Config Templates
rails-cto init drops a set of config files into your project that every skill in the plugin expects. This page describes what each file is, which skill uses it, and what's safe to customize.
All of these files are templates, not locks. You can edit them for your project's needs. The doctor command will flag drift from the bundled template but won't prevent you from diverging. See rails-cto doctor for details.
.rubocop.yml
Used by: rails-cto-qa
Based on rubocop-rails-omakase with project-specific overrides:
- Max line length: 100 characters
- Frozen string literal comment required: every
.rbfile must start with# frozen_string_literal: true - Ordered Gemfile entries: gems must be alphabetically sorted within each group
The file inherits from the Omakase cops and adds custom rules via the gem's built-in RuboCop extension.
Safe to customize: project-specific exclusions (Exclude: under a cop), relaxed line lengths for specific file globs, and any cop you genuinely disagree with. Avoid disabling core style cops like Style/FrozenStringLiteralComment — the /rails-cto-engineer skill expects them to be enforced.
.reek.yml
Used by: rails-cto-static-analysis
Reek detects common code smells — long methods, too many instance variables, feature envy, and so on. The bundled config tunes the thresholds to match the One Person Framework philosophy: small methods, small classes, low coupling.

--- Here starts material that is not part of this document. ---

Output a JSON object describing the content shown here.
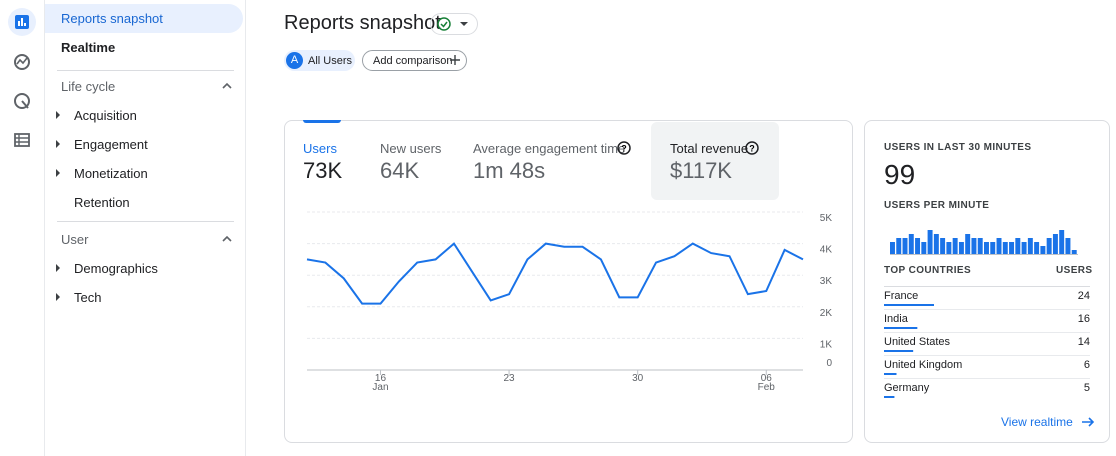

Safe to customize: per-file exclusions, relaxed thresholds for generated code, and exemptions for established patterns in your codebase.
.bundler-audit.yml
Used by: rails-cto-security
bundler-audit scans your Gemfile.lock against the RubySec advisory database. The config file lets you ignore specific CVEs (for example, if you've backported a fix yourself or are waiting on an upstream release).
Safe to customize: the ignore: list for CVEs you've already addressed. Don't disable the whole scan.
config/brakeman.yml
Used by: rails-cto-security
Brakeman scans Rails code for common vulnerability patterns — SQL injection, mass assignment, XSS, CSRF, and more. The config file controls scan options, severity thresholds, and ignore rules.
Safe to customize: adding paths to --skip-files for vendored or generated code. Ignoring specific warnings should be done via brakeman.ignore (generated by bundle exec brakeman -I), not by loosening the config.
.herb/rewriters/align-attributes.mjs
Used by: rails-cto-erb
A Herb rewriter that aligns HTML attributes in ERB templates. When the ERB skill runs, it invokes this rewriter to auto-format attribute indentation so that templates stay scannable regardless of how the agent typed them.
Not safe to customize. This file implements a specific formatting rule the ERB skill depends on. If you disagree with the rule, file an issue at the plugin repo rather than editing the rewriter locally.
.herb/rules/no-inline-styles.mjs
Used by: rails-cto-erb and rails-cto-tailwind
A Herb lint rule that flags any style="..." attribute in an ERB template. The Tailwind skill treats inline styles as an anti-pattern — anything you'd write as a style attribute should be a Tailwind utility class instead.
Not safe to customize — this rule is what makes the "no inline styles" gate work.
SimpleCov patch in test/test_helper.rb
Used by: rails-cto-qa and rails-cto-minitest
Not a file the gem installs, but a patch it inserts. init adds:
require "simplecov"
require "simplecov_json_formatter"
SimpleCov.start "rails" do
formatter SimpleCov::Formatter::JSONFormatter
endThe QA skill reads coverage/coverage.json after running tests to evaluate per-file coverage. Without the JSON formatter, that file won't exist and the coverage check will silently skip.
Safe to customize: you can extend the SimpleCov.start block with filters and groups, but keep the JSON formatter in place.